Best Insults

Do you ever wonder what life would be like if you'd had enough oxygen at birth?

I've seen people like you before, but I had to pay admission!

I never forget a face, but in your case I'll make an exception.

I hear the only place you're ever invited is outside.

I hear you were born on a farm. Any more in the litter?
 
You bit my penis during sex. I was surprised, because I thought we were doing anal.
 
I heard that you were a Ladykiller. They take one look at you and die of shock.
 
The best part of you ran down the crack of your momma ass the day you were born.

Exactly how closely related were you parents before they got married?
 
An oldie, courtesy of American Graffiti


If brains were dynamite, you couldn't blow your nose.
 
An oldie, courtesy of American Graffiti


If brains were dynamite, you couldn't blow your nose.

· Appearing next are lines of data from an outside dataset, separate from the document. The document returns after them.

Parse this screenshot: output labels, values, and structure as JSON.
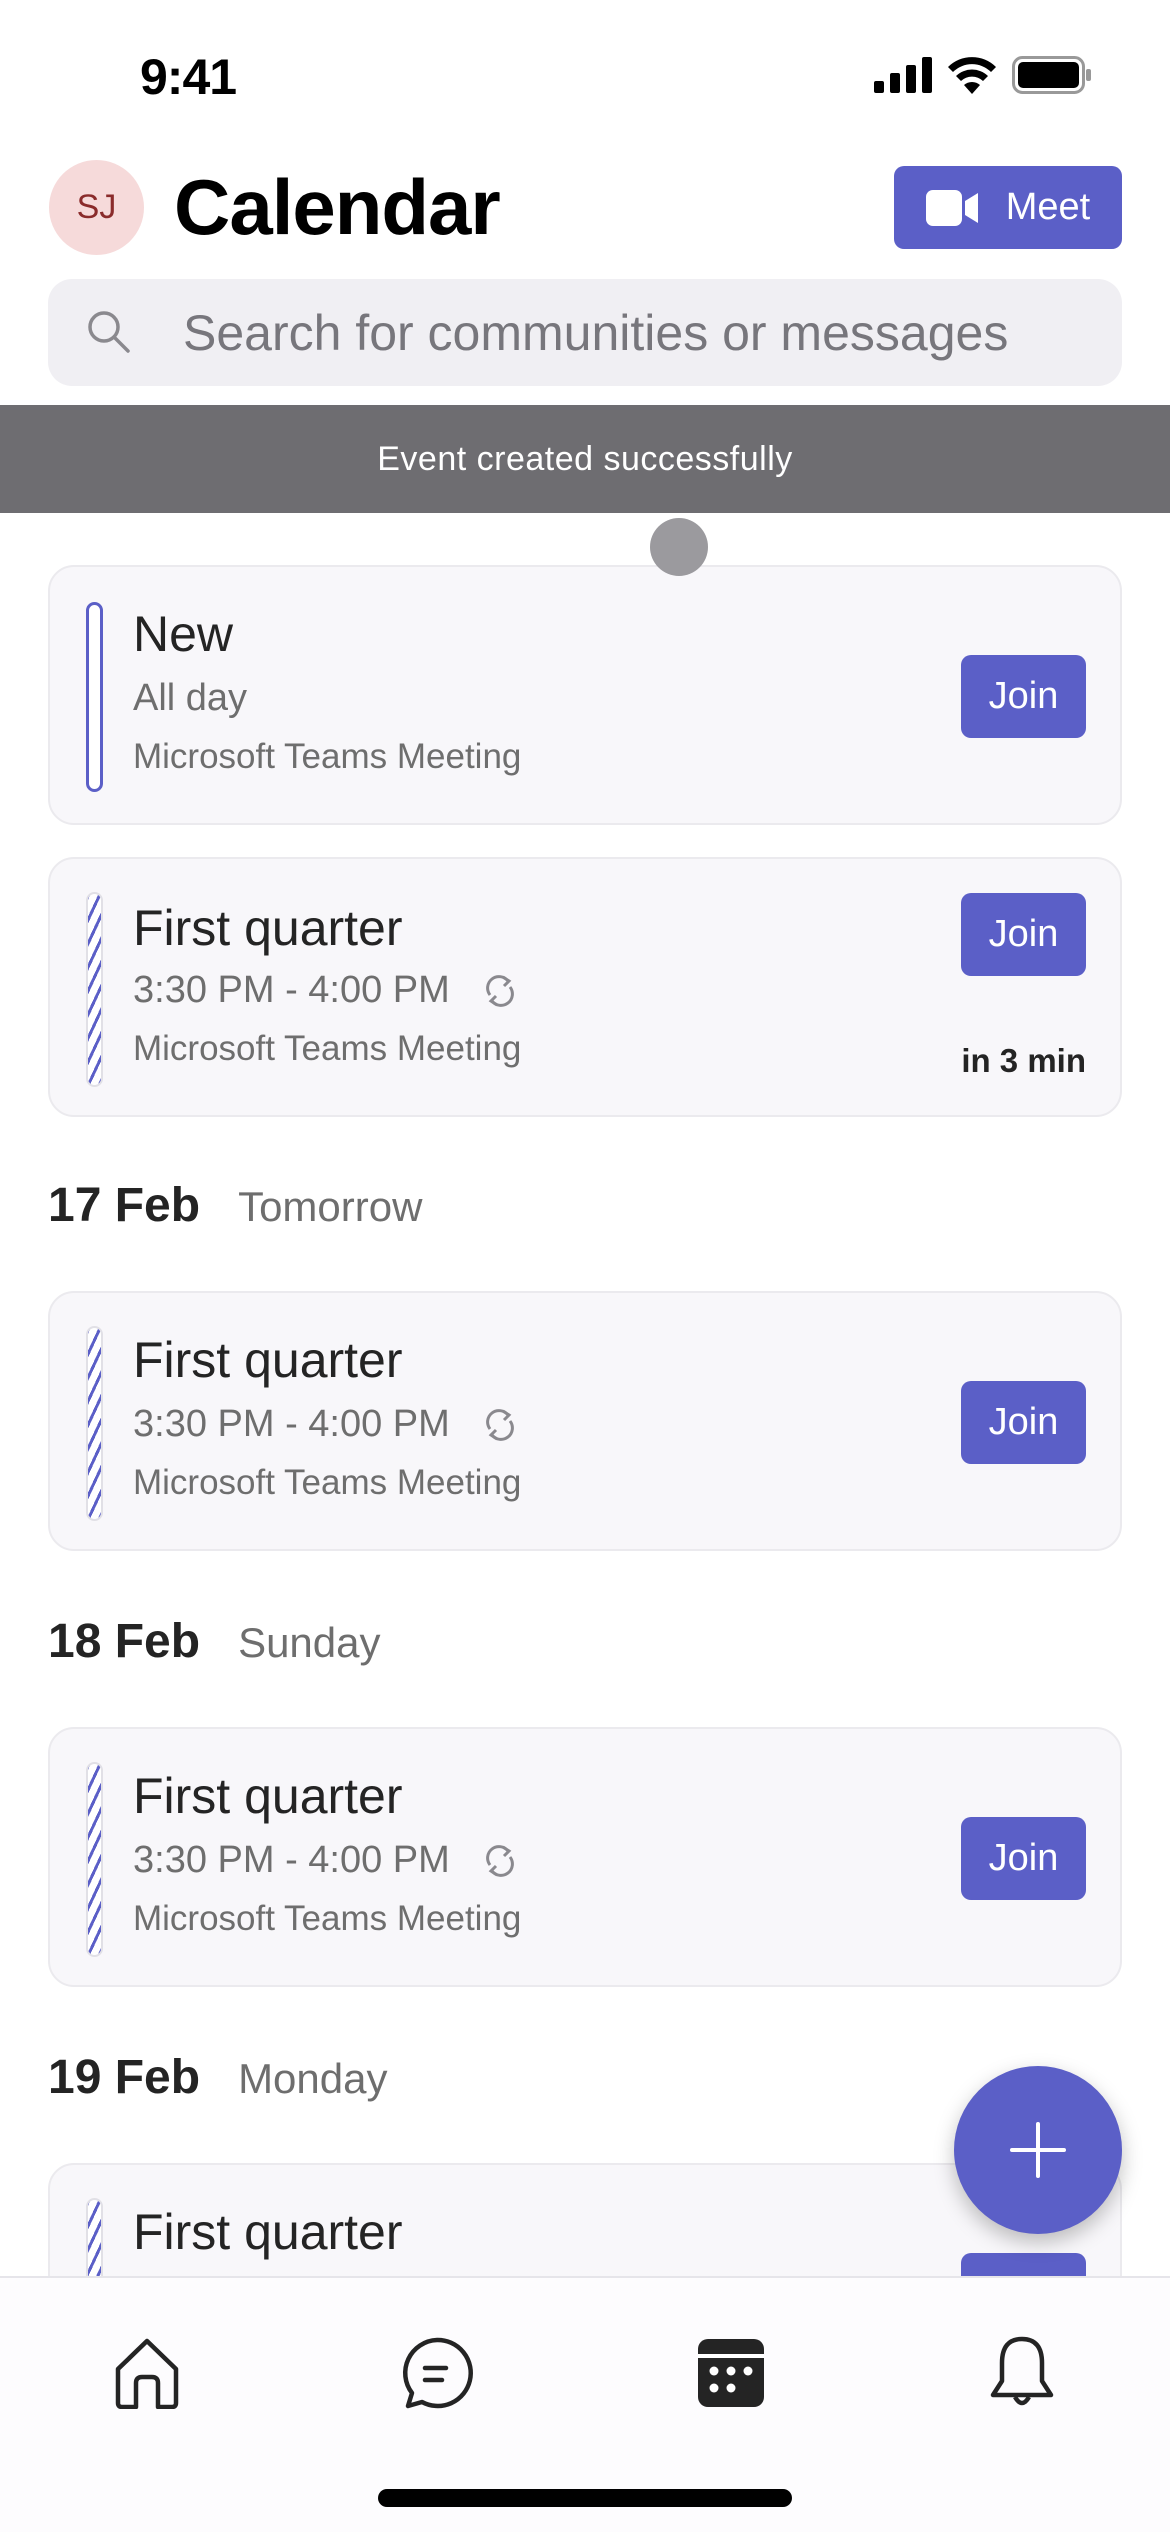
{
  "status_bar": {
    "time": "9:41"
  },
  "header": {
    "avatar_initials": "SJ",
    "title": "Calendar",
    "meet_label": "Meet"
  },
  "search": {
    "placeholder": "Search for communities or messages"
  },
  "toast": {
    "message": "Event created successfully"
  },
  "colors": {
    "accent": "#5b5fc7",
    "toast_bg": "#6e6d71",
    "card_bg": "#f8f7fa"
  },
  "events_today": [
    {
      "title": "New",
      "time": "All day",
      "recurring": false,
      "location": "Microsoft Teams Meeting",
      "join_label": "Join",
      "eta": ""
    },
    {
      "title": "First quarter",
      "time": "3:30 PM - 4:00 PM",
      "recurring": true,
      "location": "Microsoft Teams Meeting",
      "join_label": "Join",
      "eta": "in 3 min"
    }
  ],
  "days": [
    {
      "date": "17 Feb",
      "weekday": "Tomorrow",
      "events": [
        {
          "title": "First quarter",
          "time": "3:30 PM - 4:00 PM",
          "recurring": true,
          "location": "Microsoft Teams Meeting",
          "join_label": "Join"
        }
      ]
    },
    {
      "date": "18 Feb",
      "weekday": "Sunday",
      "events": [
        {
          "title": "First quarter",
          "time": "3:30 PM - 4:00 PM",
          "recurring": true,
          "location": "Microsoft Teams Meeting",
          "join_label": "Join"
        }
      ]
    },
    {
      "date": "19 Feb",
      "weekday": "Monday",
      "events": [
        {
          "title": "First quarter",
          "join_label": "Join"
        }
      ]
    }
  ],
  "tabbar": {
    "items": [
      {
        "name": "home",
        "icon": "home-icon",
        "active": false
      },
      {
        "name": "chat",
        "icon": "chat-icon",
        "active": false
      },
      {
        "name": "calendar",
        "icon": "calendar-icon",
        "active": true
      },
      {
        "name": "activity",
        "icon": "bell-icon",
        "active": false
      }
    ]
  }
}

That one was stolen from "The D. I." starring Jack Webb, from 1956. "Private, you're so stupid, that even if you had dynamite for brains, you couldn't blow your nose." Jack probably stole it from some Drill Instructor.
 
Your virginity breeds mites, much like a cheese.

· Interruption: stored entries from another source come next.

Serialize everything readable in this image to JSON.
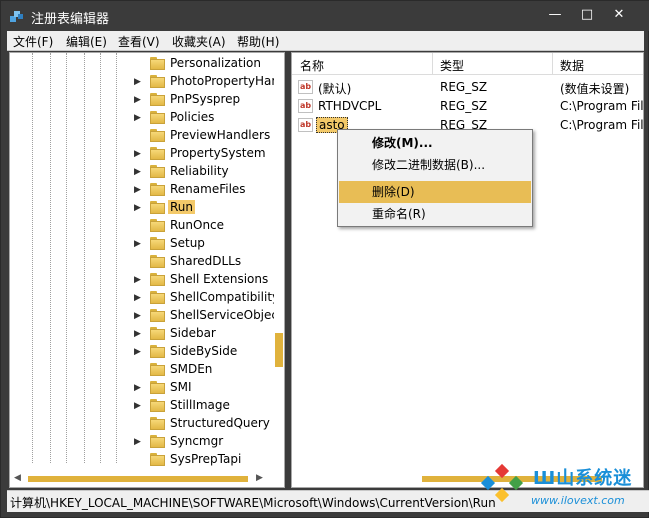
{
  "window": {
    "title": "注册表编辑器",
    "controls": {
      "minimize": "—",
      "maximize": "□",
      "close": "✕"
    }
  },
  "menubar": {
    "items": [
      {
        "label": "文件(F)"
      },
      {
        "label": "编辑(E)"
      },
      {
        "label": "查看(V)"
      },
      {
        "label": "收藏夹(A)"
      },
      {
        "label": "帮助(H)"
      }
    ]
  },
  "tree": {
    "items": [
      {
        "label": "Personalization",
        "expandable": false
      },
      {
        "label": "PhotoPropertyHan",
        "expandable": true
      },
      {
        "label": "PnPSysprep",
        "expandable": true
      },
      {
        "label": "Policies",
        "expandable": true
      },
      {
        "label": "PreviewHandlers",
        "expandable": false
      },
      {
        "label": "PropertySystem",
        "expandable": true
      },
      {
        "label": "Reliability",
        "expandable": true
      },
      {
        "label": "RenameFiles",
        "expandable": true
      },
      {
        "label": "Run",
        "expandable": true,
        "selected": true
      },
      {
        "label": "RunOnce",
        "expandable": false
      },
      {
        "label": "Setup",
        "expandable": true
      },
      {
        "label": "SharedDLLs",
        "expandable": false
      },
      {
        "label": "Shell Extensions",
        "expandable": true
      },
      {
        "label": "ShellCompatibility",
        "expandable": true
      },
      {
        "label": "ShellServiceObjectI",
        "expandable": true
      },
      {
        "label": "Sidebar",
        "expandable": true
      },
      {
        "label": "SideBySide",
        "expandable": true
      },
      {
        "label": "SMDEn",
        "expandable": false
      },
      {
        "label": "SMI",
        "expandable": true
      },
      {
        "label": "StillImage",
        "expandable": true
      },
      {
        "label": "StructuredQuery",
        "expandable": false
      },
      {
        "label": "Syncmgr",
        "expandable": true
      },
      {
        "label": "SysPrepTapi",
        "expandable": false
      }
    ]
  },
  "list": {
    "columns": {
      "name": "名称",
      "type": "类型",
      "data": "数据"
    },
    "rows": [
      {
        "name": "(默认)",
        "type": "REG_SZ",
        "data": "(数值未设置)",
        "icon": "ab"
      },
      {
        "name": "RTHDVCPL",
        "type": "REG_SZ",
        "data": "C:\\Program File",
        "icon": "ab"
      },
      {
        "name": "asto",
        "type": "REG_SZ",
        "data": "C:\\Program File",
        "icon": "ab",
        "selected": true
      }
    ]
  },
  "context_menu": {
    "items": [
      {
        "label": "修改(M)..."
      },
      {
        "label": "修改二进制数据(B)..."
      },
      {
        "label": "删除(D)"
      },
      {
        "label": "重命名(R)"
      }
    ]
  },
  "statusbar": {
    "path": "计算机\\HKEY_LOCAL_MACHINE\\SOFTWARE\\Microsoft\\Windows\\CurrentVersion\\Run"
  },
  "watermark": {
    "brand": "Ш山系统迷",
    "url": "www.ilovext.com"
  },
  "colors": {
    "accent": "#f3c969",
    "titlebar": "#3b3b3b",
    "scroll_thumb": "#e0b23c"
  }
}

Taken from: All's Well That Ends Well

You just can't beat the Bard for great insults.
 
I posted that vid at Facebook a couple of weeks ago. Its pretty damn funny and there's a part two.
 
Don't try so hard, I couldn't like you any less.

I notice that you never let an idea interrupt the flow of your conversation.

Do you want me to accept you as you are, or do you want me to like you?